Varying the WAN latencies further (staying above 150ms one-way latency) results in immediate changes in latency to maintain the one-way end-to-end latency of (3 x one-way WAN latency) + 5ms
and the round-trip end-to-end latency of (3 x (forward one-way WAN latency + return one-way WAN latency) + 10ms
. Since the increase in latency appears to be directly proportional to the change in WAN latency, it seems safe to say that it's being caused by something that is crossing the network rather than something introducing a (fixed) delay on the producer, consumer, or either broker.
Because I can vary the simulated latency in the two directions independently, I've been able to determine that the 3x one-way latency I saw when both directions had the same latency was actually (2 x forward one-way WAN latency) + (1 x return one-way WAN latency)
for the forward-direction one-way end-to-end latency, as compared to the expected value of 1 x forward one-way WAN latency
. Subtracting the two shows that the unexpected additional latency is (1 x forward one-way WAN latency) + (1 x return one-way WAN latency)
, indicating that there's one unexpected round-trip per message happening between the brokers (maybe also between each brokers and its client?). The same result is found for the response message as well.
Possible Causese:
The round-trip time between the two broker hosts is reported by ping as 300ms (as expected), so I don't have any reason to believe that this is being caused by the WAN emulator introducing the wrong simulated latency, though if there's some reason why ping's reported RTT can't be trusted, I'm open to trying to explore this further. But in the absence of a concrete reason not to trust the widely-used ping utility, that doesn't seem like the issue. Update: I've used a previously-written-and-tested network traffic tool to confirm that TCP packets are delivered in one direction in 1 x forward one-way WAN latency
even though ActiveMQ TCP packets are taking an additional round-trip. I believe this further indicates that the WAN emulator is not introducing this behavior.
I also don't have any reason to believe that any meaningful part of the latency stems from Camel, because with the WAN emulator set to 0ms latency in both directions, I can push ~200 messages per second. I believe that Camel also doesn't do anything across the network interface between the brokers (Camel would only access that network link by sending ActiveMQ messages, and the ActiveMQ web console shows no evidence of additional messages being sent), but here too, if someone knows something concrete to indicate that Camel could be causing this behavior, I'm open to investigating that.

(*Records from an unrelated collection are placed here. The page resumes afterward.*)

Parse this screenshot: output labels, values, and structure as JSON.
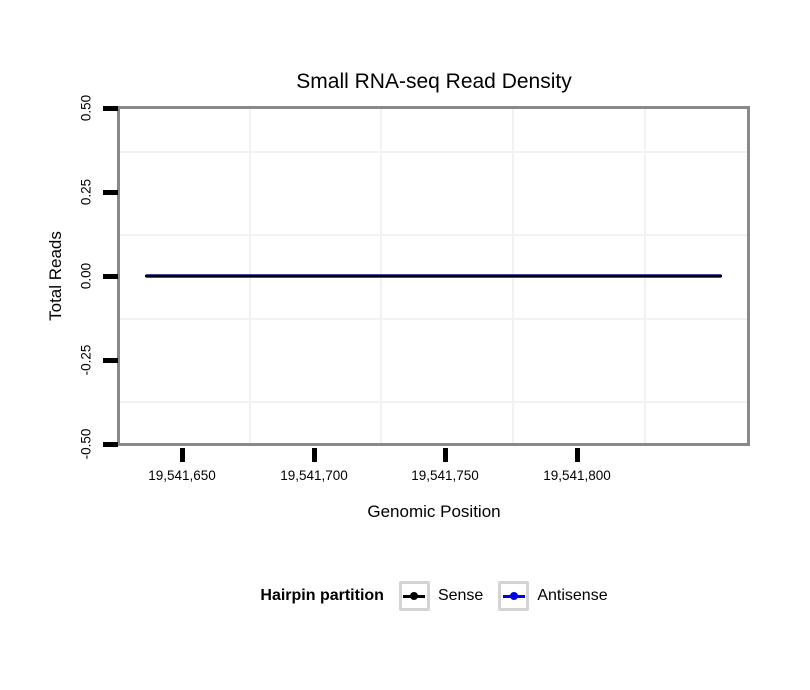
{
  "figure_title": "Small RNA-seq Read Density",
  "x_axis": {
    "label": "Genomic Position",
    "tick_labels": [
      "19,541,650",
      "19,541,700",
      "19,541,750",
      "19,541,800"
    ]
  },
  "y_axis": {
    "label": "Total Reads",
    "tick_labels": [
      "0.50",
      "0.25",
      "0.00",
      "-0.25",
      "-0.50"
    ]
  },
  "legend": {
    "title": "Hairpin partition",
    "items": [
      {
        "label": "Sense",
        "color": "#000000"
      },
      {
        "label": "Antisense",
        "color": "#0000EE"
      }
    ]
  },
  "colors": {
    "panel_border": "#898989",
    "minor_grid": "#F2F2F2",
    "axis_tick": "#000000",
    "sense_line": "#000000",
    "antisense_line": "#0000EE"
  },
  "chart_data": {
    "type": "line",
    "title": "Small RNA-seq Read Density",
    "xlabel": "Genomic Position",
    "ylabel": "Total Reads",
    "xlim": [
      19541626,
      19541866
    ],
    "ylim": [
      -0.5,
      0.5
    ],
    "x_ticks": [
      19541650,
      19541700,
      19541750,
      19541800
    ],
    "y_ticks": [
      0.5,
      0.25,
      0.0,
      -0.25,
      -0.5
    ],
    "grid": "minor gridlines only, light gray",
    "legend_position": "bottom",
    "legend_title": "Hairpin partition",
    "series": [
      {
        "name": "Sense",
        "color": "#000000",
        "x": [
          19541636,
          19541855
        ],
        "values": [
          0,
          0
        ]
      },
      {
        "name": "Antisense",
        "color": "#0000EE",
        "x": [
          19541636,
          19541855
        ],
        "values": [
          0,
          0
        ]
      }
    ]
  }
}
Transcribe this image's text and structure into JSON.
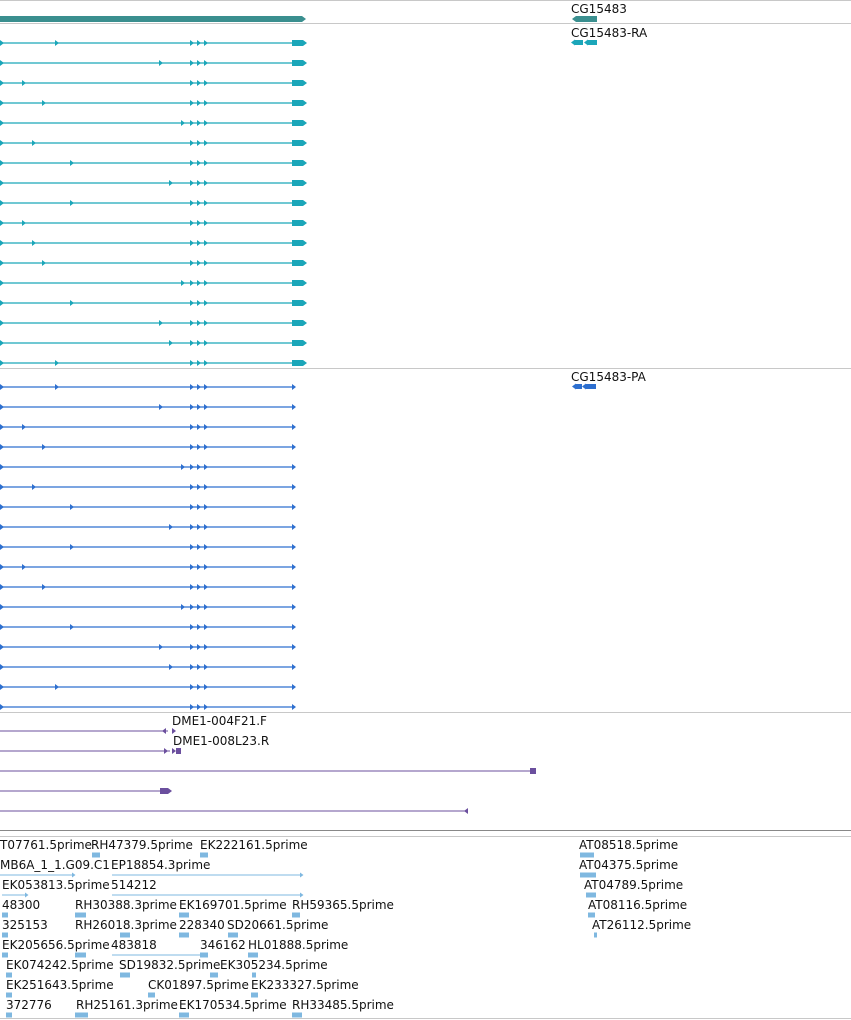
{
  "colors": {
    "gene": "#3a8f8f",
    "transcript": "#1ba6b9",
    "protein": "#2d6fcf",
    "clone": "#6b4f9e",
    "est": "#7fb8e0",
    "divider": "#c8c8c8"
  },
  "gene_track": {
    "label": "CG15483"
  },
  "transcript_track": {
    "label": "CG15483-RA"
  },
  "protein_track": {
    "label": "CG15483-PA"
  },
  "clone_track": {
    "labels": [
      "DME1-004F21.F",
      "DME1-008L23.R"
    ]
  },
  "est_track": {
    "labels": [
      "T07761.5prime",
      "RH47379.5prime",
      "EK222161.5prime",
      "AT08518.5prime",
      "MB6A_1_1.G09.C1",
      "EP18854.3prime",
      "AT04375.5prime",
      "EK053813.5prime",
      "514212",
      "AT04789.5prime",
      "48300",
      "RH30388.3prime",
      "EK169701.5prime",
      "RH59365.5prime",
      "AT08116.5prime",
      "325153",
      "RH26018.3prime",
      "228340",
      "SD20661.5prime",
      "AT26112.5prime",
      "EK205656.5prime",
      "483818",
      "346162",
      "HL01888.5prime",
      "EK074242.5prime",
      "SD19832.5prime",
      "EK305234.5prime",
      "EK251643.5prime",
      "CK01897.5prime",
      "EK233327.5prime",
      "372776",
      "RH25161.3prime",
      "EK170534.5prime",
      "RH33485.5prime"
    ]
  }
}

My initial guess was that messages were being retransmitted, but I can't see any evidence of that; when latency triples, the throughput across the WAN emulator drops to just over 1/3 of its original value, whereas if messages were being retransmitted between the brokers I'd expect it to be at least 2/3 of the original value (1/3 for the first transmission and 1/3 for the second transmission, plus a small amount for whatever the size of the retransmission request message). I'd also expect the Dequeue Count on the web console to be greater than the Enqueue Count, but that's not happening either. So I don't believe that's what's going on either (and even if it was, it wouldn't explain why it happened for certain latencies but not others, nor why for a given latency it would start out not happening and then suddenly start happening).
Does anyone have any ideas of what could be causing this behavior, or even what ActiveMQ code would be my best starting point if I have to go reading the source looking for clues?